Depuis plus de 30 ans, Canal+ a pour objectif d’offrir le meilleur de la télévision en Afrique, en proposant différentes formules d’abonnement, des offres accessibles et en constante évolution, avec notamment de plus en plus de chaînes africaines, de contenus inédits et exclusifs pour répondre aux attentes et exigences de ses abonnés. Canal+ International (filiale du groupe Canal+) opère des offres de télévision par satellite dans plus de 25 pays en Afrique, avec 15 filiales et plus de 30 partenaires, et compte aujourd’hui plus de 6 millions d’abonnés sur ce continent où elle a également créé plus de 18 000 emplois grâce à ses activités. Canal+ édite 17 chaînes premium pour le continent africain : 12 chaînes de divertissement sont déclinées pour les abonnés selon qu’ils vivent en Afrique centrale ou en Afrique de l’Ouest, et 5 chaînes de sport pour profiter pleinement de tous les programmes sportifs. À travers ses sept bouquets, Canal+ propose une offre de 150 chaînes africaines – dont les chaînes nationales gabonaises Gabon 1re, Gabon 24 et Gabon Culture – ainsi que plus de 50 radios africaines accessibles à 5 000 F CFA dans l’offre d’entrée de gamme. La réussite, l’immense succès de cette société qui contribue significativement à l’économie et à l’essor des pays dans lesquels elle est implantée, doit pourtant lutter contre un phénomène qui parait incurable : le piratage. Pour mieux comprendre ce conflit récurrent, nous nous sommes rapprochés du directeur général de Canal +Gabon, Monsieur Edoh Signon.
Portrait et parcours de Monsieur Edoh Signon
De nationalité togolaise, 40 ans, marié, 4 enfants. Diplômé de l’université Paris 1 Panthéon Sorbonne et de l’IAE de Paris, il cumule 16 années d’expérience, dont 12 en tant qu’auditeur financier chez Deloitte. Il a travaillé dans une dizaine de pays en Afrique centrale et de l’Ouest (Bénin, Burkina Faso, Côte d’Ivoire, Congo-Brazzaville, Gabon, Mali, Niger, Nigeria, Sénégal, Togo), où il a audité et conseillé plus d’une centaine d’entreprises nationales et internationales plurisectorielles.
Il a intégré le groupe en 2018 en tant que directeur administratif et financier de Canal+ Bénin, gérant également cumulativement les finances de quatre autres entités du Groupe au Bénin. Edoh Signon occupe aujourd’hui le poste de directeur général de Canal+ Gabon.

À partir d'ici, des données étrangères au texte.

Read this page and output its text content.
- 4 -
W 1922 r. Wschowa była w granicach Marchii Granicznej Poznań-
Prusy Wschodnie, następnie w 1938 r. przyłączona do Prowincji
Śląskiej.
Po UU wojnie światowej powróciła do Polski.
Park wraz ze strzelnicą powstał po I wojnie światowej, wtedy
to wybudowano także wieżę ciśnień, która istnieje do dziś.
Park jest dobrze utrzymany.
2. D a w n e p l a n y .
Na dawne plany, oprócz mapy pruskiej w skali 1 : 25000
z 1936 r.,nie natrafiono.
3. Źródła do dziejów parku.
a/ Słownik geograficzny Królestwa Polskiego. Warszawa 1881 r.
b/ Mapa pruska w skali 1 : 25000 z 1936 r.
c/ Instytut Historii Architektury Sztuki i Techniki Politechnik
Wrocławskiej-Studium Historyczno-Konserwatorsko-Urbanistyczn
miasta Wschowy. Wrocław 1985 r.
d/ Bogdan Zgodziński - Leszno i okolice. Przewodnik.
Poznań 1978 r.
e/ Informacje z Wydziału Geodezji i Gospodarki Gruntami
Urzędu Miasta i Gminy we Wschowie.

EE : Monsieur Edoh Signon, vous occupez le poste de DG de Canal+ Gabon depuis mars 2022. Sept mois de recul vous permettent-ils d’établir un comparatif avec les autres pays dans lesquels vous avez travaillé ?
Oui, sachant que je connais le Gabon pour y avoir travaillé de 2011 à 2018 en tant qu’auditeur financier. J’observe des différences d’ordre structurel avec la dizaine de pays dans lesquels j’ai travaillé. L’une d’elles est singulière : le pouvoir d’achat plus élevé des ménages gabonais, mais également la qualité des installations et infrastructures numériques (respectivement 166 % et 124 % de taux de pénétration pour la téléphonie mobile et l’internet au 1er trimestre de l’année, selon les chiffres de l’Arcep). Le Gabon est assez particulier sur ces sujets.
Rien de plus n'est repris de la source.